Freispruch für Winfried Stöcker nach umstrittener Corona-Impfaktion
Der Arzt und Unternehmer Winfried Stöcker hat in zweiter Instanz einen juristischen Sieg errungen. Das Landgericht Lübeck sprach den Mediziner von den Vorwürfen frei, die im Zusammenhang mit einer aufsehenerregenden Corona-Impfaktion im Jahr 2021 standen. Damit kippte das Gericht das vorherige Urteil und hob eine empfindliche Geldstrafe auf.
Geldstrafe von 250.000 Euro ist vom Tisch
Noch im Juni 2024 hatte das Amtsgericht eine harte Strafe verhängt: Stöcker wurde zu 50 Tagessätzen à 5.000 Euro verurteilt, was einer Gesamtsumme von 250.000 Euro entsprach. Der Vorwurf lautete damals, er habe ein nicht zugelassenes Arzneimittel in den Verkehr gebracht. Gegen dieses Urteil legte Stöcker, der unter anderem von prominenten Anwälten vertreten wurde, umgehend Berufung ein – mit Erfolg.
Die Hintergründe der "Guerilla-Impfaktion"

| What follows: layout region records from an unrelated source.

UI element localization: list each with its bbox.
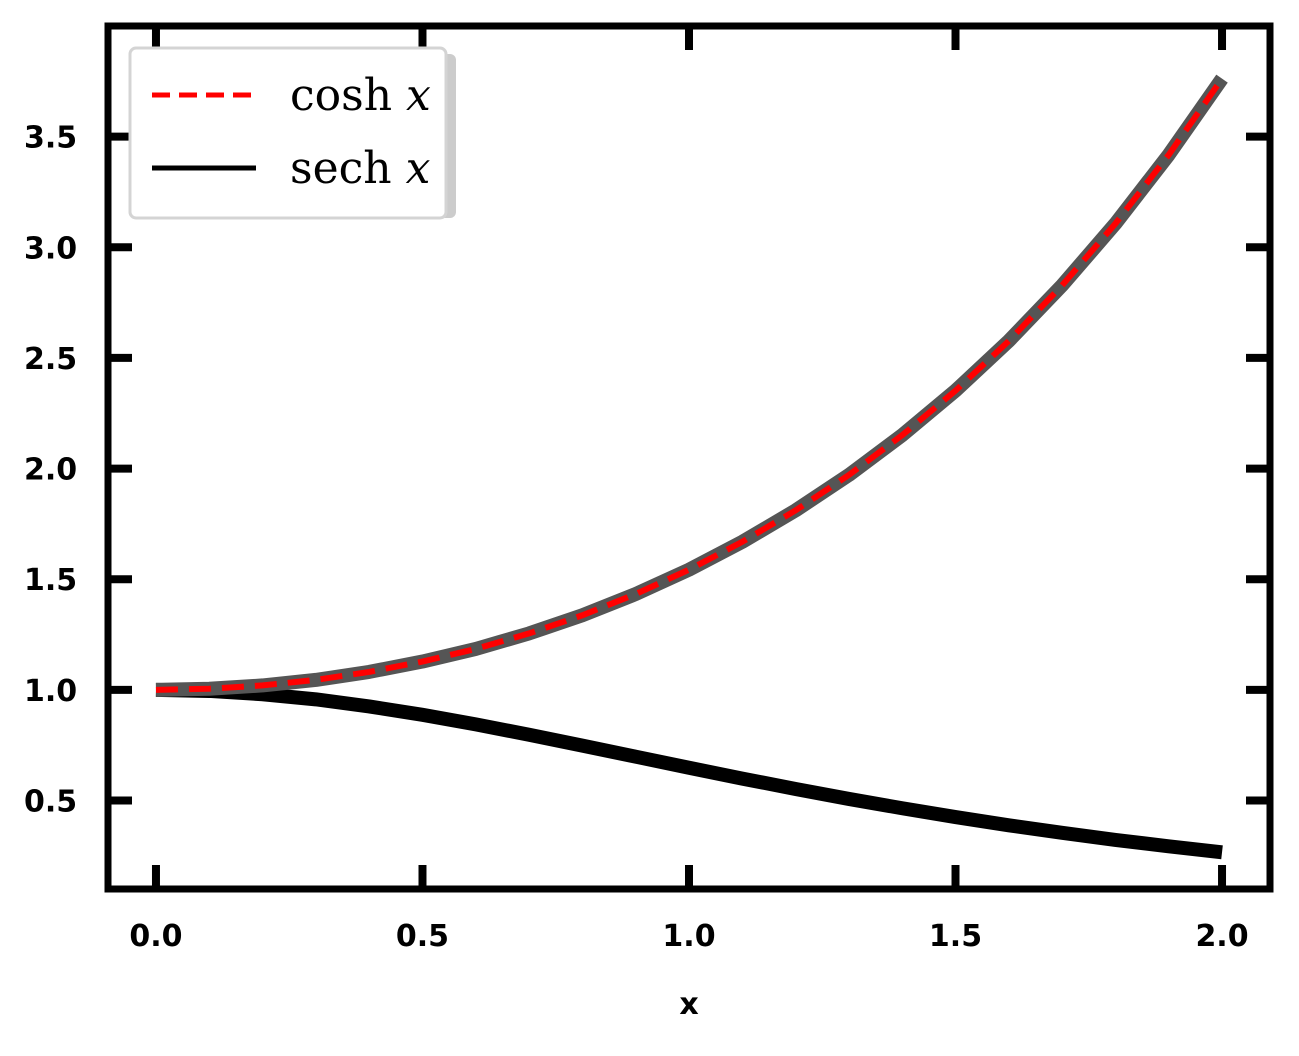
x-axis-label: x — [679, 987, 698, 1022]
legend-box — [128, 46, 448, 220]
series-sech-line — [155, 682, 1223, 860]
x-tick-label: 0.0 — [129, 919, 182, 954]
legend: cosh x sech x — [128, 46, 456, 220]
series-cosh-line — [155, 76, 1225, 693]
x-tick-label: 2.0 — [1195, 919, 1248, 954]
y-tick-label: 2.5 — [24, 342, 77, 377]
y-tick-label: 1.0 — [24, 674, 77, 709]
y-tick-label: 3.0 — [24, 231, 77, 266]
y-tick-label: 1.5 — [24, 563, 77, 598]
x-tick-label: 1.0 — [662, 919, 715, 954]
series-layer — [155, 74, 1228, 860]
x-tick-label: 1.5 — [929, 919, 982, 954]
axes-layer: 0.0 0.5 1.0 1.5 2.0 0.5 1.0 1.5 2.0 2.5 3.0 3.5 — [24, 22, 1274, 954]
x-tick-label: 0.5 — [396, 919, 449, 954]
y-tick-label: 0.5 — [24, 784, 77, 819]
legend-label-sech: sech x — [290, 143, 431, 194]
y-tick-label: 3.5 — [24, 121, 77, 156]
y-tick-label: 2.0 — [24, 453, 77, 488]
legend-label-cosh: cosh x — [290, 70, 431, 121]
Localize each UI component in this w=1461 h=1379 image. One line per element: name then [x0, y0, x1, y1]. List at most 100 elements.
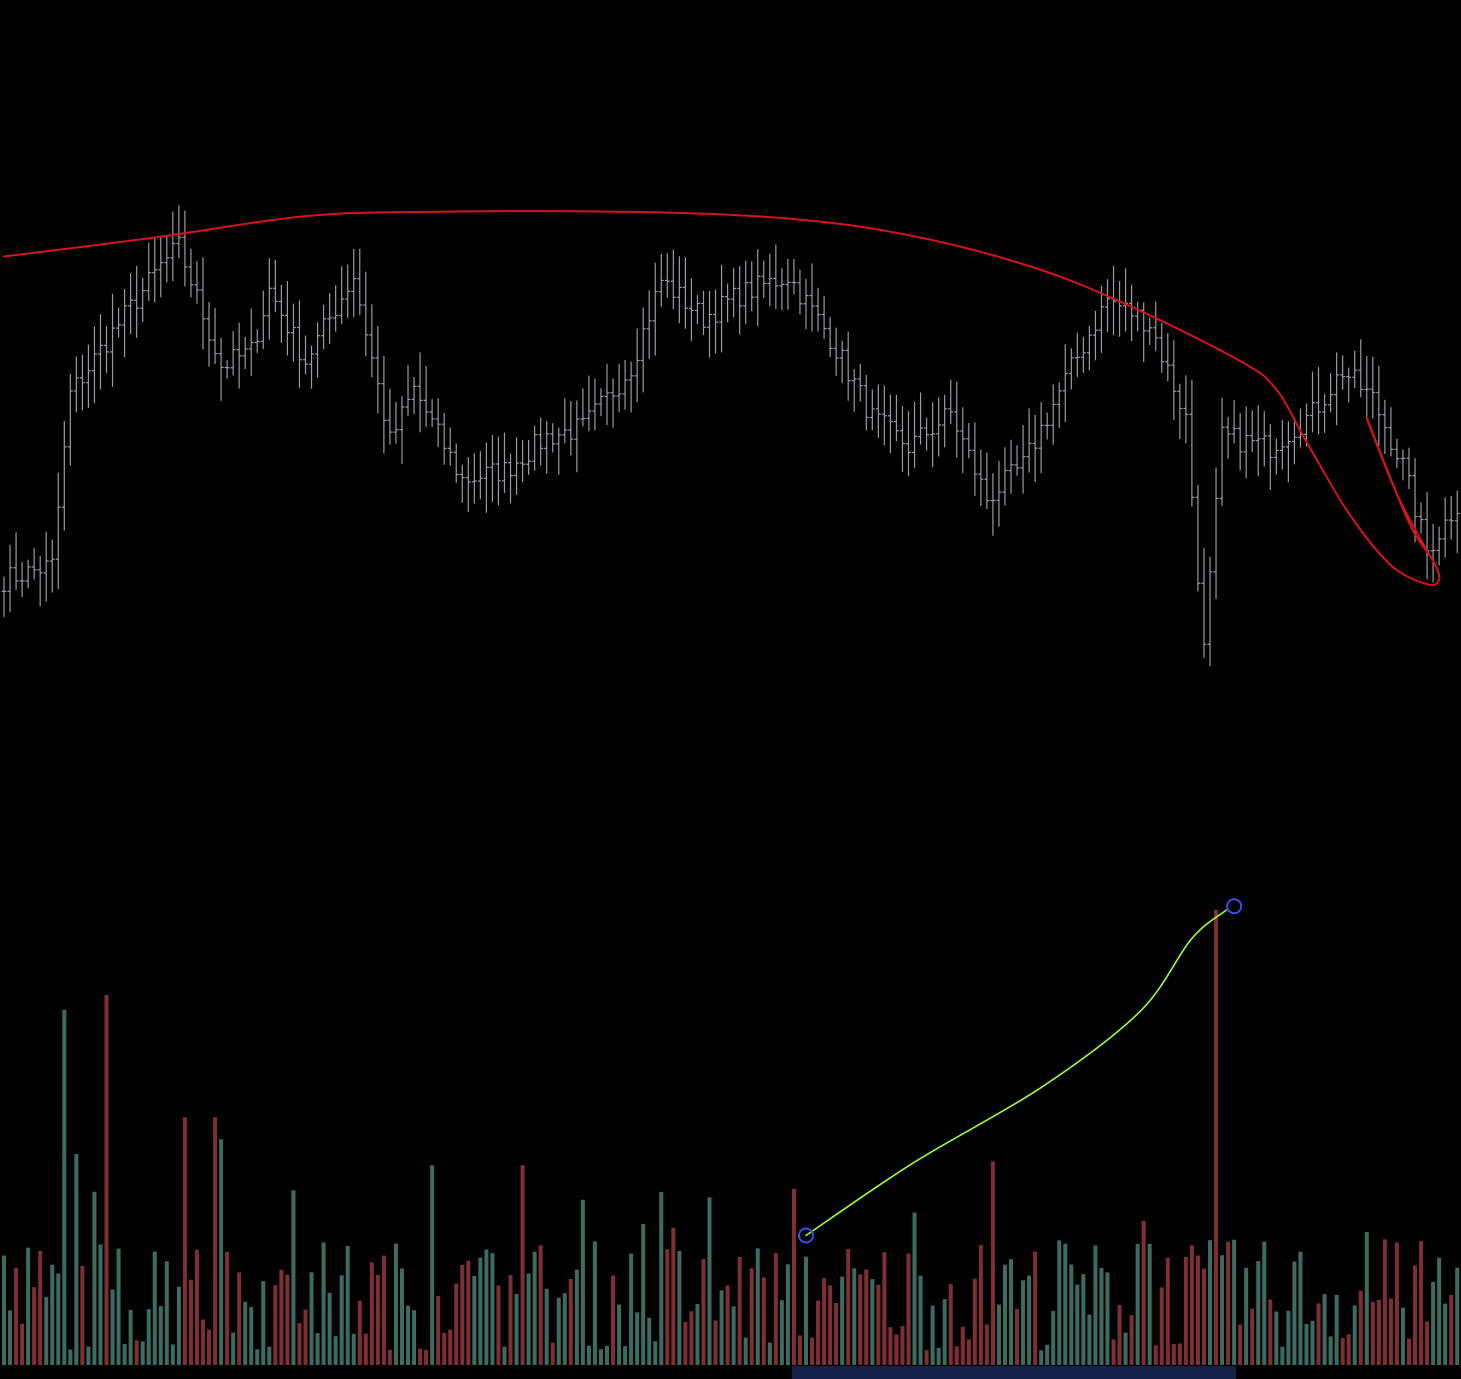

Der Fall sorgte bundesweit für Schlagzeilen. Mitten in der Pandemie im November 2021 organisierte Stöcker am Lübecker Flughafen eine groß angelegte Impfaktion. Verabreicht wurde ein von ihm selbst entwickeltes Vakzin, für das jedoch keine offizielle Zulassung des Paul-Ehrlich-Instituts vorlag.
Die Aktion rief damals schnell die Behörden auf den Plan. Die Polizei musste anrücken, um die Veranstaltung aufzulösen, bei der sich bereits zahlreiche Impfwillige versammelt hatten. Für die Justiz stellte sich im Nachgang die Frage, ob sich der Mediziner durch diese eigenmächtige Initiative strafbar gemacht hatte.
Warum das Gericht auf Freispruch entschied
Die Berufungskammer des Landgerichts Lübeck begründete den Freispruch mit einer präzisen Auslegung des Arzneimittelgesetzes. Zwar stand außer Frage, dass es sich bei dem verabreichten Stoff um ein nicht zugelassenes Arzneimittel handelte, doch der rechtliche Tatbestand des "Inverkehrbringens" sei nicht erfüllt worden.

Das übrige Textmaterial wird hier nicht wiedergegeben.